Subsection (2)(b) deals with the date from which interest is payable in a case where there is an appeal against an income tax assessment. This provision is not required in the case of an assessment to encashment tax as the due date of payment of interest in such a case is set out in paragraph 15. The provisions of paragraph 15 apply whether or not there is an appeal against an assessment to encashment tax.

par (22) Where:

  1. par 22(a) encashment tax in respect of the proceeds of sale or realisation of any coupon or in respect of the purchase price of any coupon has been accounted for by any banker or
    dealer in coupons, and
  2. par 22(b) the Revenue Commissioners are satisfied that encashment tax has also been deducted from the dividends payable on those coupons,

then that encashment tax is to be repaid.

PART 5

Relief from obligation to pay tax on certain interest, dividends and other annual payments in the case of persons entrusted with payment

par 23 Where any interest, dividends or other annual payments payable out of any foreign public revenue or in respect of stocks, funds, shares, or securities of any non-resident body of persons, are entrusted for payment by a person in the State to any other person in the State, the Revenue Commissioners may relieve the person so entrusted from the obligation to retain tax from that payment.

par 24 Where such relief is granted the Revenue Commissioners may prescribe any condition they feel is necessary to ensure that the assessment and payment of any income tax assessable and payable in respect of such interest, dividends or other annual payments is so assessed and paid.

par 25 A letter signed by a Secretary or an Assistant Secretary of the Revenue Commissioners or a notice published in Iris Oifigiúil stating that the Revenue Commissioners have exercised any or all of their powers conferred on them by this Part is sufficient evidence that they have done so.

par 26 Where a person is relieved from their obligation to retain income tax from a payment of interest, dividends or other annual payments, the income tax assessable and payable in respect of that payment is assessable on, and payable by, the recipient under the appropriate Case of Schedule D.

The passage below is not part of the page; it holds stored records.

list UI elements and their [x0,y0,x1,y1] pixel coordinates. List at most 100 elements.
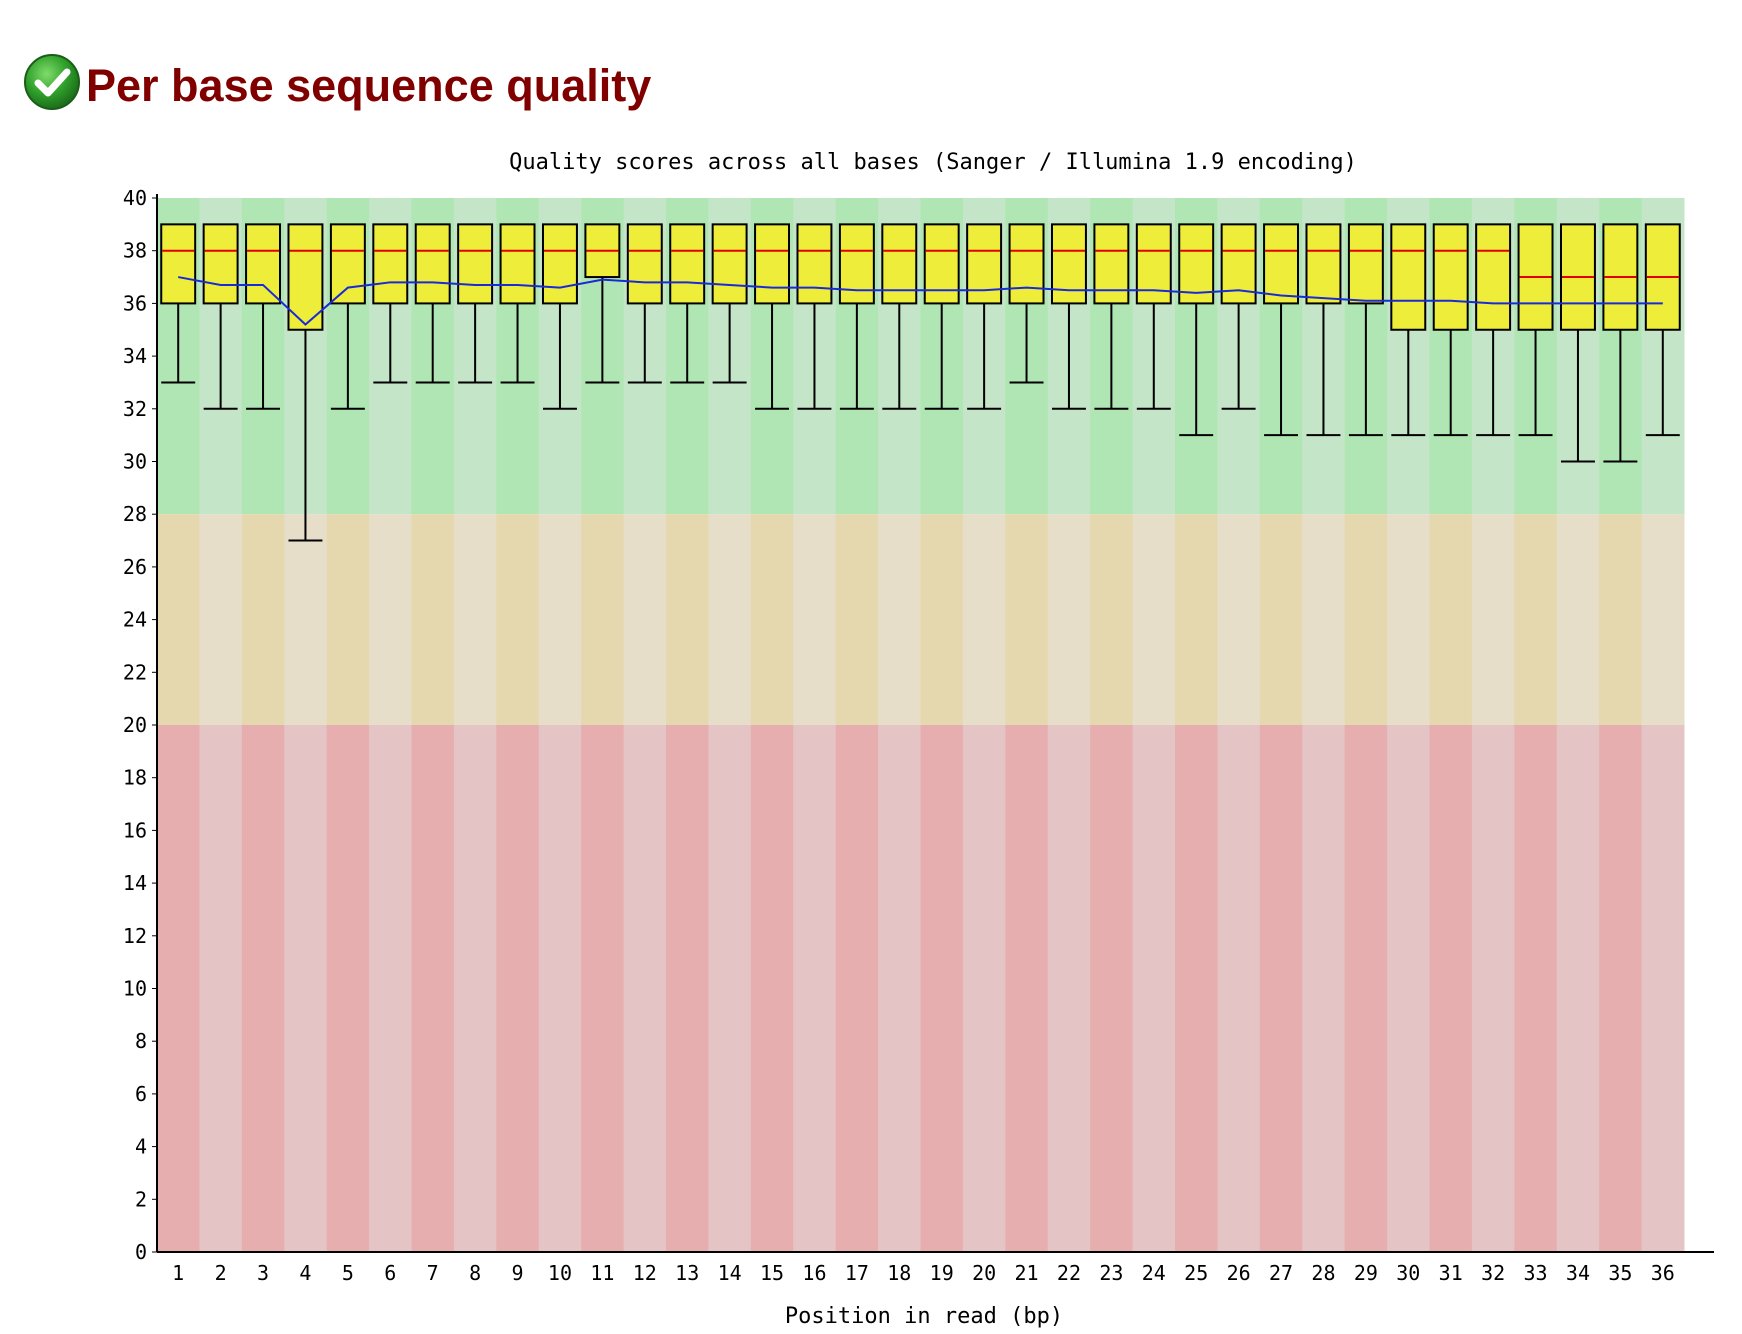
zone-poor-stripe [1514,725,1558,1252]
zone-reasonable-stripe [962,514,1006,725]
zone-reasonable-stripe [453,514,497,725]
y-tick-label: 0 [135,1240,147,1264]
mean-line [178,276,1663,326]
zone-poor-stripe [920,725,964,1252]
zone-poor-stripe [1047,725,1091,1252]
zone-reasonable-stripe [1132,514,1176,725]
zone-poor-stripe [1471,725,1515,1252]
x-tick-label: 19 [930,1261,954,1285]
zone-reasonable-stripe [157,514,200,725]
zone-reasonable-stripe [1556,514,1600,725]
zone-poor-stripe [1641,725,1685,1252]
zone-poor-stripe [1429,725,1473,1252]
zone-poor-stripe [1599,725,1643,1252]
x-tick-label: 20 [972,1261,996,1285]
zone-reasonable-stripe [1641,514,1685,725]
zone-reasonable-stripe [1387,514,1430,725]
y-tick-label: 30 [123,450,147,474]
x-tick-label: 36 [1651,1261,1675,1285]
zone-poor-stripe [1344,725,1388,1252]
zone-reasonable-stripe [666,514,709,725]
x-tick-label: 23 [1099,1261,1123,1285]
zone-poor-stripe [1259,725,1303,1252]
y-tick-label: 34 [123,344,147,368]
zone-reasonable-stripe [1090,514,1134,725]
zone-reasonable-stripe [1302,514,1346,725]
y-tick-label: 24 [123,608,147,632]
quality-box [1263,223,1300,305]
y-tick-label: 36 [123,291,147,315]
zone-poor-stripe [666,725,709,1252]
x-tick-label: 33 [1523,1261,1547,1285]
quality-box [881,223,918,305]
quality-box [1008,223,1045,305]
zone-reasonable-stripe [199,514,243,725]
quality-box [669,223,706,305]
zone-reasonable-stripe [1047,514,1091,725]
x-tick-label: 16 [802,1261,826,1285]
x-tick-label: 11 [590,1261,614,1285]
x-tick-label: 7 [427,1261,439,1285]
y-tick-label: 4 [135,1135,147,1159]
zone-reasonable-stripe [920,514,964,725]
quality-box [1305,223,1342,305]
quality-box [541,223,578,305]
zone-reasonable-stripe [326,514,370,725]
y-tick-label: 12 [123,924,147,948]
x-tick-label: 1 [172,1261,184,1285]
x-tick-label: 21 [1014,1261,1038,1285]
x-tick-label: 32 [1481,1261,1505,1285]
zone-reasonable-stripe [1005,514,1049,725]
zone-poor-stripe [793,725,837,1252]
zone-poor-stripe [538,725,582,1252]
x-tick-label: 5 [342,1261,354,1285]
quality-box [1347,223,1384,305]
x-tick-label: 24 [1142,1261,1166,1285]
zone-poor-stripe [962,725,1006,1252]
zone-reasonable-stripe [1217,514,1261,725]
x-tick-label: 14 [718,1261,742,1285]
zone-reasonable-stripe [1471,514,1515,725]
zone-reasonable-stripe [835,514,879,725]
x-axis-label: Position in read (bp) [785,1304,1063,1329]
x-tick-label: 27 [1269,1261,1293,1285]
zone-poor-stripe [326,725,370,1252]
zone-reasonable-stripe [623,514,667,725]
x-tick-label: 4 [299,1261,311,1285]
section-title: Per base sequence quality [86,60,652,111]
x-tick-label: 31 [1439,1261,1463,1285]
zone-poor-stripe [284,725,328,1252]
y-tick-label: 8 [135,1029,147,1053]
zone-poor-stripe [241,725,285,1252]
y-tick-label: 18 [123,766,147,790]
zone-reasonable-stripe [708,514,752,725]
quality-box [287,223,324,331]
zone-poor-stripe [750,725,794,1252]
x-tick-label: 13 [675,1261,699,1285]
zone-reasonable-stripe [878,514,921,725]
zone-reasonable-stripe [1599,514,1643,725]
chart-title: Quality scores across all bases (Sanger … [509,150,1357,175]
x-tick-label: 28 [1311,1261,1335,1285]
y-tick-label: 32 [123,397,147,421]
quality-box [457,223,494,305]
quality-box [711,223,748,305]
quality-box [1432,223,1469,331]
x-tick-label: 30 [1396,1261,1420,1285]
zone-poor-stripe [1132,725,1176,1252]
quality-box [202,223,239,305]
axes [156,194,1714,1253]
x-tick-label: 35 [1608,1261,1632,1285]
zone-poor-stripe [1387,725,1430,1252]
quality-box [1093,223,1130,305]
zone-poor-stripe [1175,725,1218,1252]
zone-poor-stripe [1302,725,1346,1252]
x-tick-label: 2 [215,1261,227,1285]
y-tick-label: 6 [135,1082,147,1106]
x-axis-ticks: 1 2 3 4 5 6 7 8 9 10 11 12 13 14 15 16 17 18 19 20 21 22 23 24 2… [172,1261,1675,1285]
quality-box [329,223,366,305]
zone-poor-stripe [623,725,667,1252]
zone-poor-stripe [878,725,921,1252]
y-tick-label: 38 [123,239,147,263]
y-tick-label: 28 [123,502,147,526]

par 27 Paragraph 27 was deleted by Section 38 of the Finance Act 2012.

par 28 The obligation to deduct tax at source is disapplied in certain circumstances: Where any interest, dividends or other annual payments payable out of any foreign public revenue or in respect of stocks, funds, shares, or securities of any non-resident body of persons, are entrusted for payment by a person in the State to an investment undertaking within the gross-roll-up taxation regime, then the obligation imposed on the person so entrusted to retain tax from the payment is disapplied.